Keywords: Defamation, Social Media, Positive and Islamic Law
Â
PENDAHULUAN
Pemanfaatan teknologi komunikasi telah menjadi kebutuhan yang tidak dapat dihindari dalam era global, dimana masyarakat memiliki akses yang luas terhadap beragam informasi yang bermanfaat. Perubahan perilaku sosial terjadi seiring dengan peralihan dari era industrialisasi ke era informasi, yang memunculkan apa yang disebut sebagai masyarakat informasi. Sebagaimana dikutip oleh Amar Ahmad, Rogers menyatakan bahwa masyarakat informasi adalah masyarakat di mana sebagian besar anggotanya bekerja di sektor informasi, dan informasi menjadi unsur kunci dalam kehidupan mereka.
Perkembangan teknologi informasi telah menjadi pendorong utama dalam mengarahkan aktivitas manusia menuju efisiensi di berbagai sektor, termasuk politik, ekonomi, dan budaya. Perusahaan-perusahaan di bidang teknologi informasi atau yang memanfaatkannya telah mengalami pertumbuhan yang signifikan dalam strategi pemasaran mereka, memanfaatkan platform-platform digital untuk menjangkau audiens lebih luas serta meningkatkan visibilitas produk mereka. Selain itu, masyarakat juga telah merasakan dampak positif dari kemajuan ini dengan mendapatkan akses terbuka dan kemudahan dalam memperoleh berbagai produk dan layanan melalui internet. Platform-platform media sosial dan pasar daring telah menjadi wadah bagi individu untuk berinteraksi, berbelanja, dan mengekspresikan diri secara bebas, menciptakan ruang yang inklusif bagi keragaman budaya dan ekspresi pribadi.
Dalam konteks budaya, teknologi informasi juga telah mengubah cara masyarakat berekspresi dan berkomunikasi. Media sosial, sebagai contohnya, memberikan platform bagi individu untuk berbagi pendapat, cerita, dan pengalaman mereka dengan cepat dan luas. Hal ini tidak hanya memperluas jaringan sosial mereka, tetapi juga memungkinkan terbentuknya komunitas online dengan minat dan nilai bersama. Selain itu, kemudahan akses terhadap berbagai bentuk hiburan digital, seperti musik, film, dan buku elektronik, telah mengubah cara masyarakat mengkonsumsi dan mengapresiasi budaya. Dengan demikian, dapat disimpulkan bahwa kemajuan teknologi informasi telah mengubah lanskap budaya dan ekonomi secara signifikan, membuka peluang baru dan memberikan kebebasan yang lebih besar bagi individu dalam berbagai aspek kehidupan mereka.
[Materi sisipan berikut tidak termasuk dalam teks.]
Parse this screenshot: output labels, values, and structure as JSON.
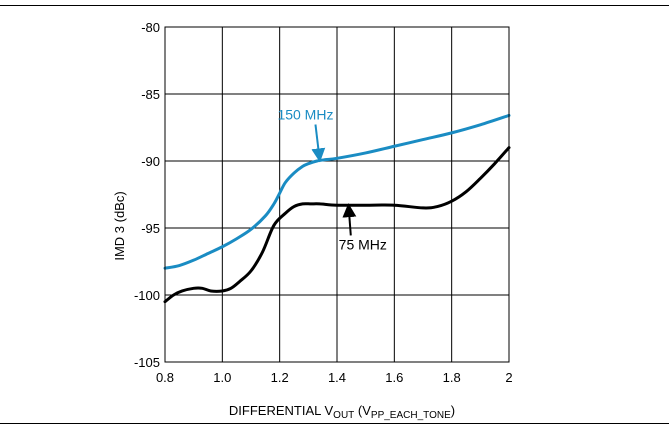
{
  "chart_data": {
    "type": "line",
    "ylabel": "IMD 3 (dBc)",
    "xlabel": {
      "prefix": "DIFFERENTIAL V",
      "sub1": "OUT",
      "mid": " (V",
      "sub2": "PP_EACH_TONE",
      "suffix": ")"
    },
    "xlim": [
      0.8,
      2.0
    ],
    "ylim": [
      -105,
      -80
    ],
    "x_ticks": [
      0.8,
      1.0,
      1.2,
      1.4,
      1.6,
      1.8,
      2.0
    ],
    "x_tick_labels": [
      "0.8",
      "1.0",
      "1.2",
      "1.4",
      "1.6",
      "1.8",
      "2"
    ],
    "y_ticks": [
      -80,
      -85,
      -90,
      -95,
      -100,
      -105
    ],
    "y_tick_labels": [
      "-80",
      "-85",
      "-90",
      "-95",
      "-100",
      "-105"
    ],
    "grid": true,
    "legend": "none",
    "series": [
      {
        "name": "150 MHz",
        "color": "#1a8cc3",
        "x": [
          0.8,
          0.85,
          0.9,
          0.95,
          1.0,
          1.05,
          1.1,
          1.15,
          1.18,
          1.2,
          1.22,
          1.25,
          1.28,
          1.3,
          1.33,
          1.36,
          1.4,
          1.5,
          1.6,
          1.7,
          1.8,
          1.9,
          2.0
        ],
        "y": [
          -98.0,
          -97.8,
          -97.4,
          -96.9,
          -96.4,
          -95.8,
          -95.1,
          -94.1,
          -93.2,
          -92.4,
          -91.6,
          -90.9,
          -90.4,
          -90.2,
          -90.0,
          -89.9,
          -89.8,
          -89.4,
          -88.9,
          -88.4,
          -87.9,
          -87.3,
          -86.6
        ]
      },
      {
        "name": "75 MHz",
        "color": "#000000",
        "x": [
          0.8,
          0.83,
          0.86,
          0.9,
          0.93,
          0.96,
          1.0,
          1.03,
          1.06,
          1.1,
          1.14,
          1.18,
          1.22,
          1.25,
          1.28,
          1.31,
          1.34,
          1.4,
          1.5,
          1.6,
          1.7,
          1.75,
          1.8,
          1.85,
          1.9,
          1.95,
          2.0
        ],
        "y": [
          -100.5,
          -100.0,
          -99.7,
          -99.5,
          -99.5,
          -99.7,
          -99.7,
          -99.5,
          -99.0,
          -98.2,
          -96.8,
          -94.8,
          -93.9,
          -93.4,
          -93.2,
          -93.2,
          -93.2,
          -93.3,
          -93.3,
          -93.3,
          -93.5,
          -93.4,
          -93.0,
          -92.3,
          -91.3,
          -90.2,
          -89.0
        ]
      }
    ],
    "annotations": [
      {
        "text": "150 MHz",
        "color": "#1a8cc3",
        "label_x": 1.29,
        "label_y": -86.9,
        "arrow_to_x": 1.34,
        "arrow_to_y": -90.0
      },
      {
        "text": "75 MHz",
        "color": "#000000",
        "label_x": 1.49,
        "label_y": -96.6,
        "arrow_to_x": 1.44,
        "arrow_to_y": -93.25
      }
    ]
  }
}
Namun, dampak dari kemajuan teknologi informasi tidak hanya positif bagi kehidupan manusia, mengingat prinsip kebebasan yang mendasari penggunaan teknologi informasi ini. Oleh karena itu, meskipun pengguna diberikan persyaratan dan ketentuan saat mengakses dan menggunakan platform seperti YouTube, Instagram, dan Facebook, belum ada aplikasi yang dapat secara otomatis mendeteksi pernyataan yang tidak pantas atau penghinaan yang ditulis oleh pengguna dan mengambil tindakan pencegahan sebelum pernyataan tersebut disebarluaskan. Hal ini memungkinkan seseorang dengan mudah menyebarkan konten yang merugikan, mencemarkan nama baik, atau melakukan perilaku tidak terpuji lainnya.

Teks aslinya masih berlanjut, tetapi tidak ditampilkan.